I want to group objects in the array by same value for specified field and produce a count.
I have the following mongodb document (non-relevant fields are not present).
{
arrayField: [
{ fieldA: value1, ...otherFields },
{ fieldA: value2, ...otherFields },
{ fieldA: value2, ...otherFields }
],
...otherFields
}
The following is what I want.
{
arrayField: [
{ fieldA: value1, ...otherFields },
{ fieldA: value2, ...otherFields },
{ fieldA: value2, ...otherFields }
],
newArrayField: [
{ fieldA: value1, count: 1 },
{ fieldA: value2, count: 2 },
],
...otherFields
}
Here I grouped embedded documents by fieldA.

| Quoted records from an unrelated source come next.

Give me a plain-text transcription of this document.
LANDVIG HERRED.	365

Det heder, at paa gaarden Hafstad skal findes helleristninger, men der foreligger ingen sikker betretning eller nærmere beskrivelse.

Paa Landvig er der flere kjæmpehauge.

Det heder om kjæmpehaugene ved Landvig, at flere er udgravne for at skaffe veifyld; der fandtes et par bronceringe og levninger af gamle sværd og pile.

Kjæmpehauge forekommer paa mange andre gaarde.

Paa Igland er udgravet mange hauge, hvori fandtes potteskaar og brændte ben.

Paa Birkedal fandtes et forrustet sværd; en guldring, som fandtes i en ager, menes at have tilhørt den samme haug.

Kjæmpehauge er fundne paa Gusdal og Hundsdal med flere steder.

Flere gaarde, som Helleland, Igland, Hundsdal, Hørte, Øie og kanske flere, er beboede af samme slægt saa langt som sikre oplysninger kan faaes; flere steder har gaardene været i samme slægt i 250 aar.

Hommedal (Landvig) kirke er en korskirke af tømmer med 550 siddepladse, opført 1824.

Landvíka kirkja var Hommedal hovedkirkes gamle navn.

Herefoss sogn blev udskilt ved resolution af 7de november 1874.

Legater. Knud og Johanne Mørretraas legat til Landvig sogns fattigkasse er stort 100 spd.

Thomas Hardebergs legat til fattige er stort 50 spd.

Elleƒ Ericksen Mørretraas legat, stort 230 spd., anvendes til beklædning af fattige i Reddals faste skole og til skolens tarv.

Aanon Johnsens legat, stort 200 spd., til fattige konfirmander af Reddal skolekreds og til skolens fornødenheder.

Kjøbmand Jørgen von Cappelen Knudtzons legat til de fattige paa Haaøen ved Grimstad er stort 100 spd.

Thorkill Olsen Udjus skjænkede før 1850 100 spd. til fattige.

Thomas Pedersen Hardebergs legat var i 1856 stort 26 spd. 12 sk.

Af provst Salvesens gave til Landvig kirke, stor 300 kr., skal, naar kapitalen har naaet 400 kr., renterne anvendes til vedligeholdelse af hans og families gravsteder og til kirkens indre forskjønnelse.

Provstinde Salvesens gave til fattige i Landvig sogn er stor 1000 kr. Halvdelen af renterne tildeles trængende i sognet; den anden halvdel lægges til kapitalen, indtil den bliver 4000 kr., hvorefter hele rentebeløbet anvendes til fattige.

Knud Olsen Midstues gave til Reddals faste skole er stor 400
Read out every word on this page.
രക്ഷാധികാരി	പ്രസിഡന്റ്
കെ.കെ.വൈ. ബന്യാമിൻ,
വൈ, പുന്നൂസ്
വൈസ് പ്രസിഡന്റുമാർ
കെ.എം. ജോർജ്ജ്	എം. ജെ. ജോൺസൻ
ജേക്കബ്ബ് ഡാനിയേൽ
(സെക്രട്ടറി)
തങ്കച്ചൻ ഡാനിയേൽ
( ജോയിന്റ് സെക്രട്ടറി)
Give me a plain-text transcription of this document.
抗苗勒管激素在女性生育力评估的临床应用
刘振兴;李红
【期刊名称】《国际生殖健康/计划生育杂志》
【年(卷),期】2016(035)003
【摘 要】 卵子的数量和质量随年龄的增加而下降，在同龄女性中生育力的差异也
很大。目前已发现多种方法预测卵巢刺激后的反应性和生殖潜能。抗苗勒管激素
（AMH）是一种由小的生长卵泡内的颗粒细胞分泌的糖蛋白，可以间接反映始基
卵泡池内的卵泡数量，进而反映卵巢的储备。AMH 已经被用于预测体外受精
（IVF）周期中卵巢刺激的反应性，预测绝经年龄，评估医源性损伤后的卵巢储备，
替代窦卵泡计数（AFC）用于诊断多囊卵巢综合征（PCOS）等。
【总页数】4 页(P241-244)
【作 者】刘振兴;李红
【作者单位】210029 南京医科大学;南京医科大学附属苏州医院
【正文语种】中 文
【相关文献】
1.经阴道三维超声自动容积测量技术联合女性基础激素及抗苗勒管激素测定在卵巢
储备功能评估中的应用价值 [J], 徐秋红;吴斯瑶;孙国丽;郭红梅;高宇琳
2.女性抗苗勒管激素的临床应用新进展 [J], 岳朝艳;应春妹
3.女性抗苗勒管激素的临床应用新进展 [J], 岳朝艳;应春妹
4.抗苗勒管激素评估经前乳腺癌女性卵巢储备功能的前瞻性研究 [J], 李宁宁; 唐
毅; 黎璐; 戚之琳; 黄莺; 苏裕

I know how to do it with unwind and 2 group stages the following way. (irrelevant stages are ommited)
Concrete example
// document structure
{
_id: ObjectId(...),
type: "test",
results: [
{ choice: "a" },
{ choice: "b" },
{ choice: "a" }
]
}
db.test.aggregate([
{ $match: {} },
{
$unwind: {
path: "$results",
preserveNullAndEmptyArrays: true
}
},
{
$group: {
_id: {
_id: "$_id",
type: "$type",
choice: "$results.choice",
},
count: { $sum: 1 }
}
},
{
$group: {
_id: {
_id: "$_id._id",
type: "$_id.type",
result: "$results.choice",
},
groupedResults: { $push: { count: "$count", choice: "$_id.choice" } }
}
}
])
You can use below aggregation
db.test.aggregate([
{ "$addFields": {
"newArrayField": {
"$map": {
"input": { "$setUnion": ["$arrayField.fieldA"] },
"as": "m",
"in": {
"fieldA": "$$m",
"count": {
"$size": {
"$filter": {
"input": "$arrayField",
"as": "d",
"cond": { "$eq": ["$$d.fieldA", "$$m"] }
}
}
}
}
}
}
}}
])
The below adds a new array field, which is generated by:
Using $setUnion to get unique set of array items, with inner $map to
extract only the choice field
Using $map on the unique set of items,
with inner $reduce on the original array, to sum all items where
choice matches
Pipeline:
db.test.aggregate([{
$addFields: {
newArrayField: {
$map: {
input: {
$setUnion: [{
$map: {
input: "$results",
in: { choice: "$$this.choice" }
}
}
]
},
as: "i",
in: {
choice: '$$i.choice',
count: {
$reduce: {
input: "$results",
initialValue: 0,
in: {
$sum: ["$$value", { $cond: [ { $eq: [ "$$this.choice", "$$i.choice" ] }, 1, 0 ] }]
}
}
}
}
}
}
}
}])
The $reduce will iterate over the results array n times, where n is the number of unique values of choice, so the performance will depend on that.